DÜĞÜNLERDE ASLA DAVUL ÇALINMAZ
Bu efsanenin Taşlıca köyünün bir kültürü haline geldiğini ifade eden Özdemir, sözlerine şöyle devam etti:
“Biz burada davul çalmıyoruz. Mesela ben aracımla gelirken köyün girişine geldiğim zaman aracımın teybini kapatırım. Oruç Gazi'nin türbesine giderken veya Kırmızı Ebe türbesine giderken müzik sesini kısarız ve burada davul asla çalınmaz. Düğünlerde asla davul çalınmaz, eski Türk geleneğinden gelen sinsin oyunu oynanır, türlü eğlenceler yapılır düğün sahipleri arasında ama kesinlikle davul çalınmaz. Geçmişte de ‘Bu köyde davul nasıl çalınmaz, ben davul çalacağım' diyenlerin başına rivayete göre farklı musibetler gelmiş. Biz bunu yüzyıllardır, yaklaşık olarak 1200'lü yıllardan 2024'e kadar davul çalmama geleneğimizi devam ettiriyoruz.”
"İNANMAYIP DAVUL ÇALANLAR FELÇ OLDU"
Hikmet Gökmen ise, geçmişte köyde davul çalmaya çalışanların başlarına türlü musibetlerin geldiğini söyledi.

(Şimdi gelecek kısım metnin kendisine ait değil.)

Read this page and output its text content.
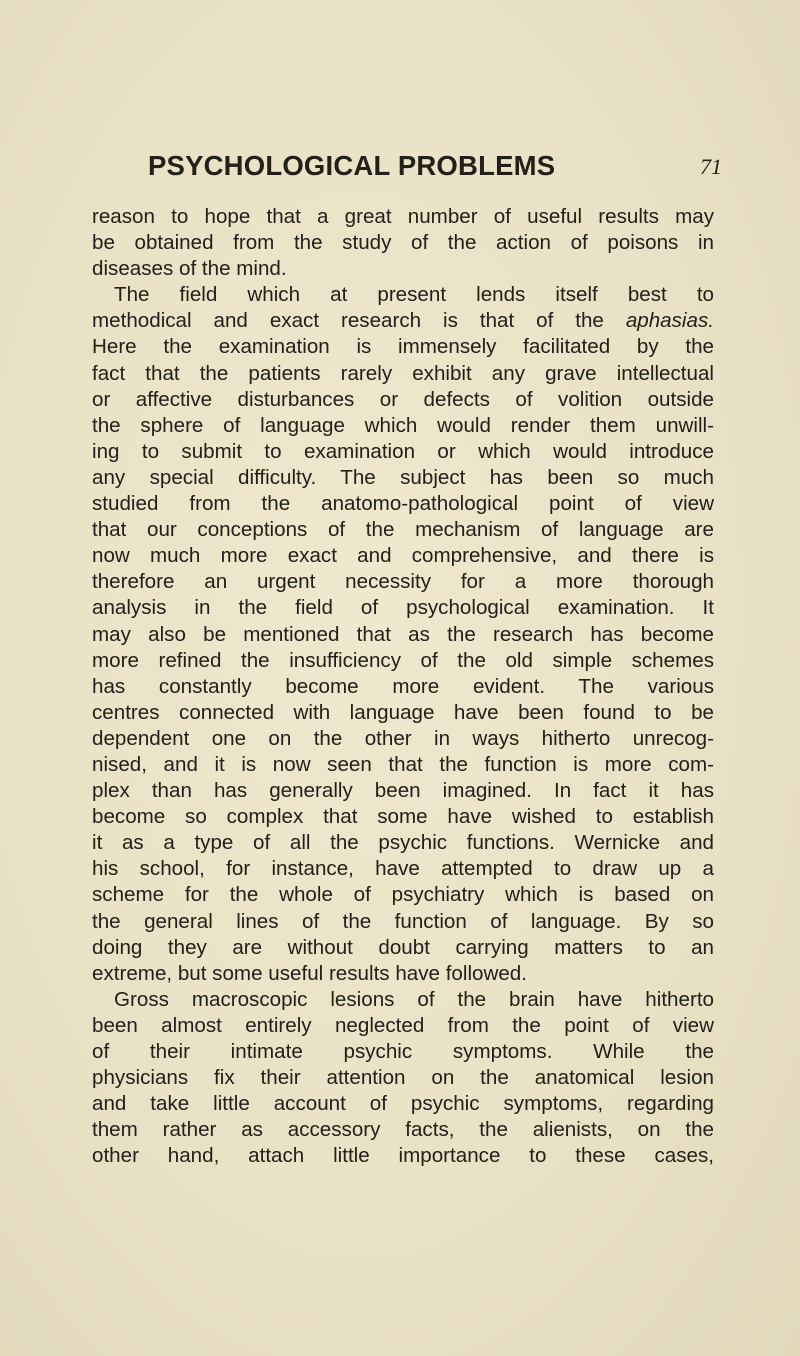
PSYCHOLOGICAL PROBLEMS	71
reason to hope that a great number of useful results may
be obtained from the study of the action of poisons in
diseases of the mind.
The field which at present lends itself best to
methodical and exact research is that of the aphasias.
Here the examination is immensely facilitated by the
fact that the patients rarely exhibit any grave intellectual
or affective disturbances or defects of volition outside
the sphere of language which would render them unwill-
ing to submit to examination or which would introduce
any special difficulty. The subject has been so much
studied from the anatomo-pathological point of view
that our conceptions of the mechanism of language are
now much more exact and comprehensive, and there is
therefore an urgent necessity for a more thorough
analysis in the field of psychological examination. It
may also be mentioned that as the research has become
more refined the insufficiency of the old simple schemes
has constantly become more evident. The various
centres connected with language have been found to be
dependent one on the other in ways hitherto unrecog-
nised, and it is now seen that the function is more com-
plex than has generally been imagined. In fact it has
become so complex that some have wished to establish
it as a type of all the psychic functions. Wernicke and
his school, for instance, have attempted to draw up a
scheme for the whole of psychiatry which is based on
the general lines of the function of language. By so
doing they are without doubt carrying matters to an
extreme, but some useful results have followed.
Gross macroscopic lesions of the brain have hitherto
been almost entirely neglected from the point of view
of their intimate psychic symptoms. While the
physicians fix their attention on the anatomical lesion
and take little account of psychic symptoms, regarding
them rather as accessory facts, the alienists, on the
other hand, attach little importance to these cases,
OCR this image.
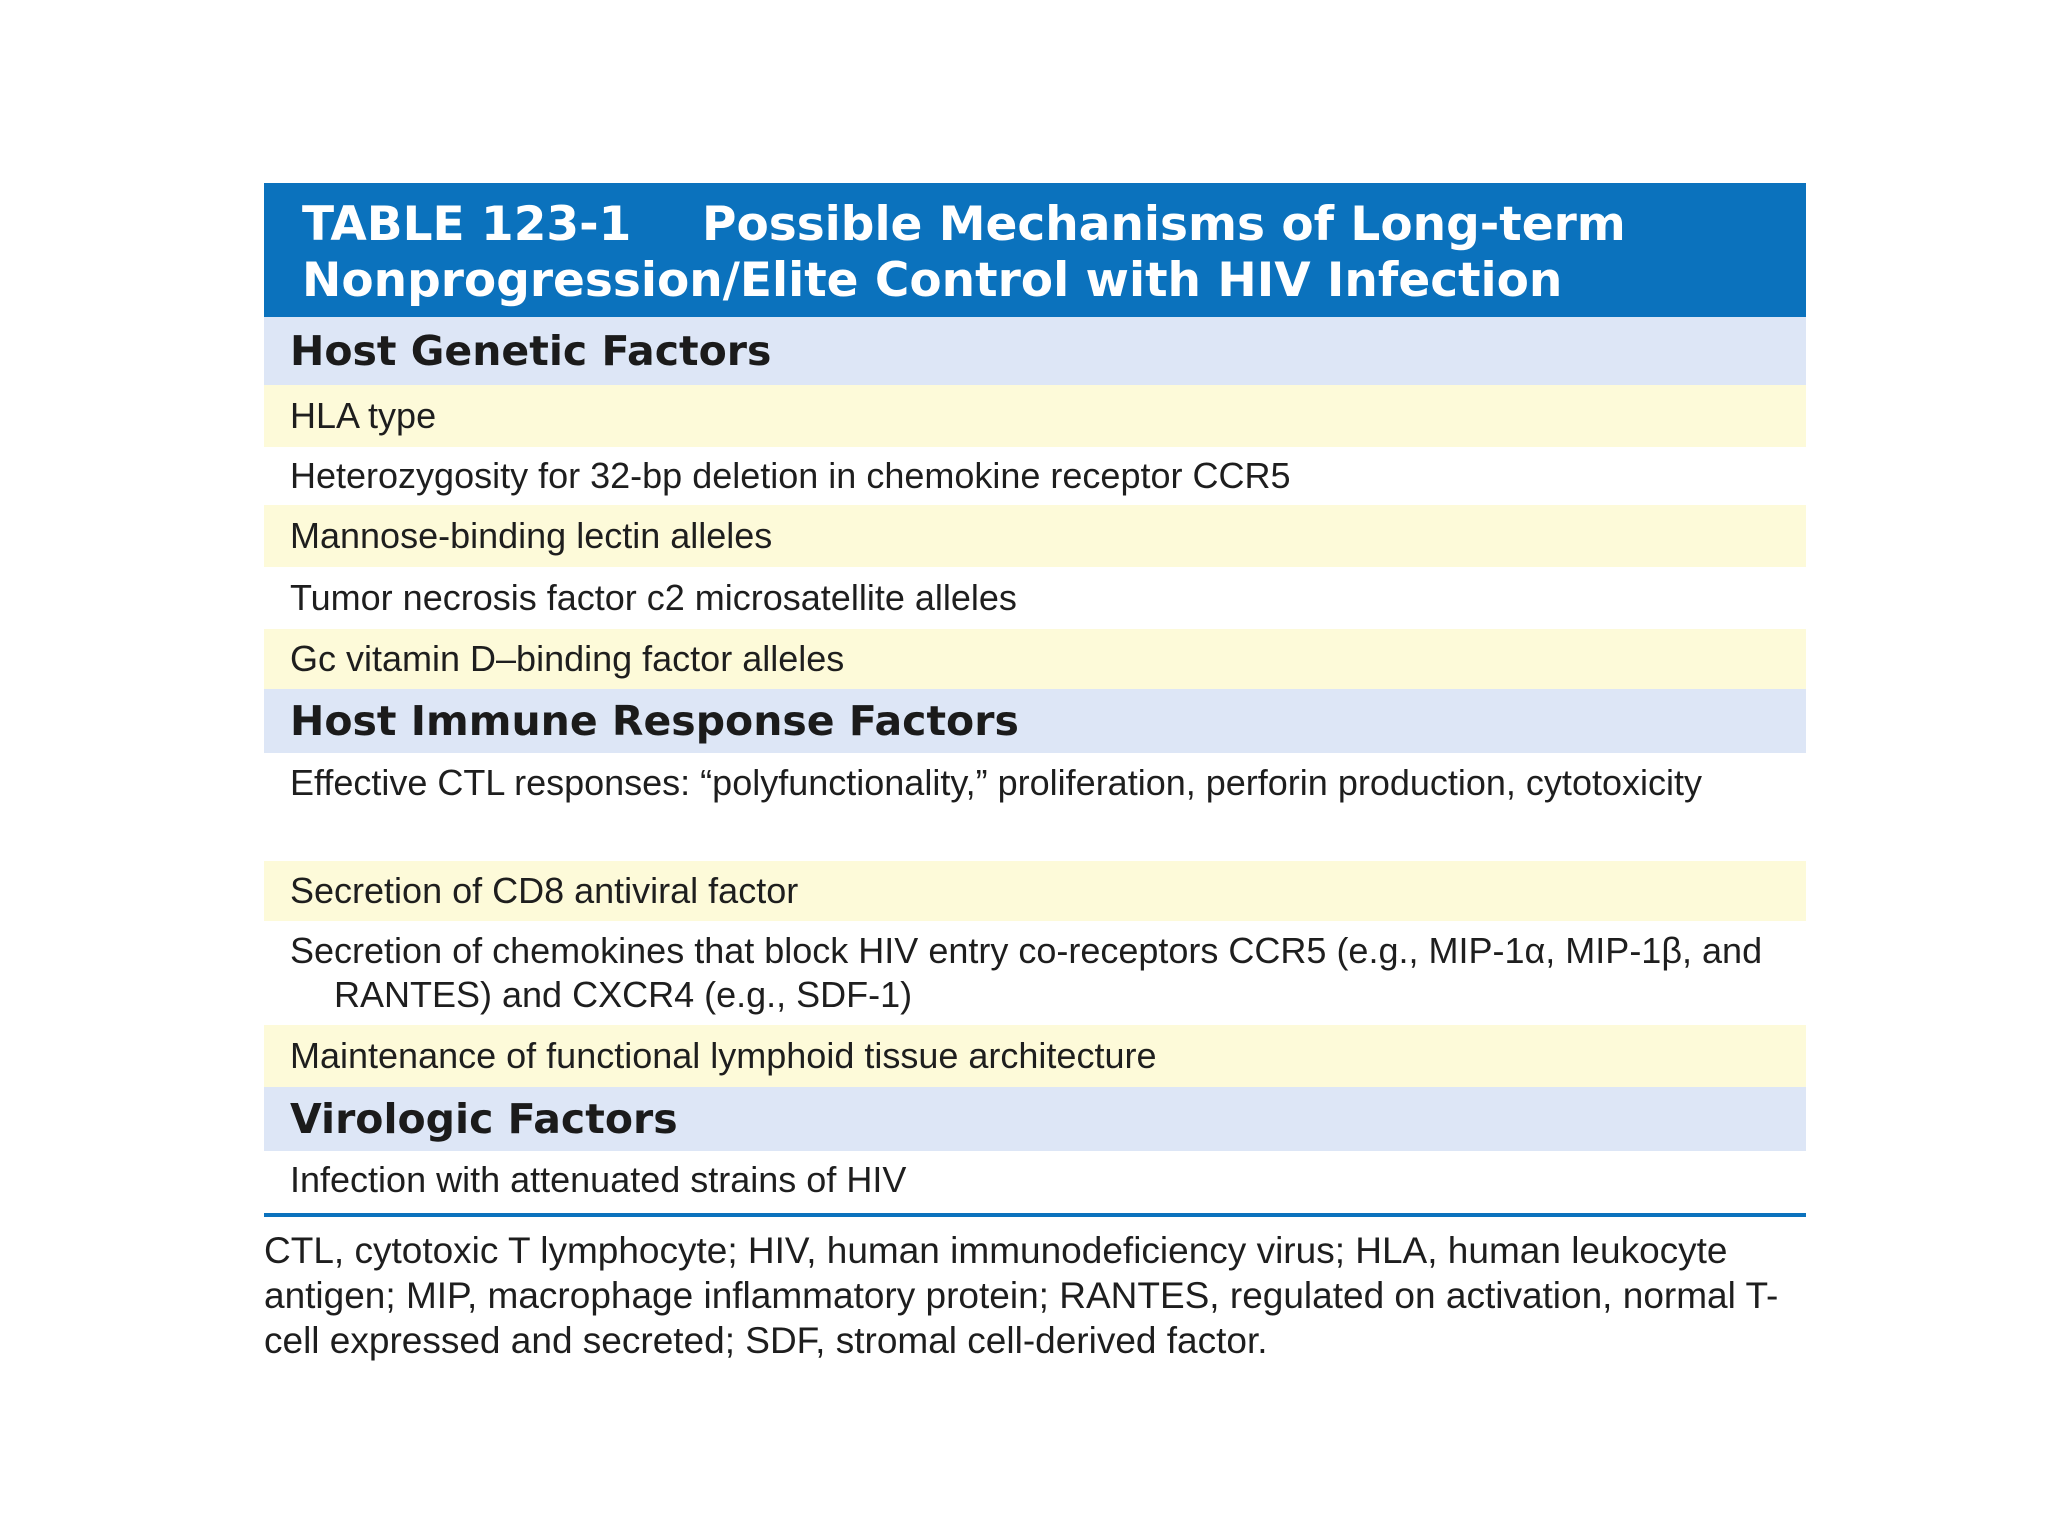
TABLE 123-1 Possible Mechanisms of Long-term
Nonprogression/Elite Control with HIV Infection
Host Genetic Factors
HLA type
Heterozygosity for 32-bp deletion in chemokine receptor CCR5
Mannose-binding lectin alleles
Tumor necrosis factor c2 microsatellite alleles
Gc vitamin D–binding factor alleles
Host Immune Response Factors
Effective CTL responses: “polyfunctionality,” proliferation, perforin production, cytotoxicity
Secretion of CD8 antiviral factor
Secretion of chemokines that block HIV entry co-receptors CCR5 (e.g., MIP-1α, MIP-1β, and RANTES) and CXCR4 (e.g., SDF-1)
Maintenance of functional lymphoid tissue architecture
Virologic Factors
Infection with attenuated strains of HIV
CTL, cytotoxic T lymphocyte; HIV, human immunodeficiency virus; HLA, human leukocyte antigen; MIP, macrophage inflammatory protein; RANTES, regulated on activation, normal T-cell expressed and secreted; SDF, stromal cell-derived factor.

Gökmen, “Davul zurna çalan bir komşumuz vardı. Davul ekibiyle bizim köyden geçerken bizim köyde davuluna vuruyor. ‘Siz burada çok abartıyorsunuz böyle bir şey olmaz' diyerek davul çaldığını biliyoruz. Davulu çalıp ardından kendi köyüne gittiğinde adam rahatsız olup felç oldu ve o sürede hiç kalkmadan vefat ettiğini biliyoruz. Bizim yaşadığımız bir olay bu. Ben 1950 doğumluyum ve 10 ile 12 yaşlarımdayken bu mevzu meydana geldi. Sadece o adam çalmış, o da rahatsız olmuş, felç kalmış ve vefat ettiğini biliyoruz. Bu duyum değil, bizim yaşlarımızdakilerin yaşadığı bir şey” dedi.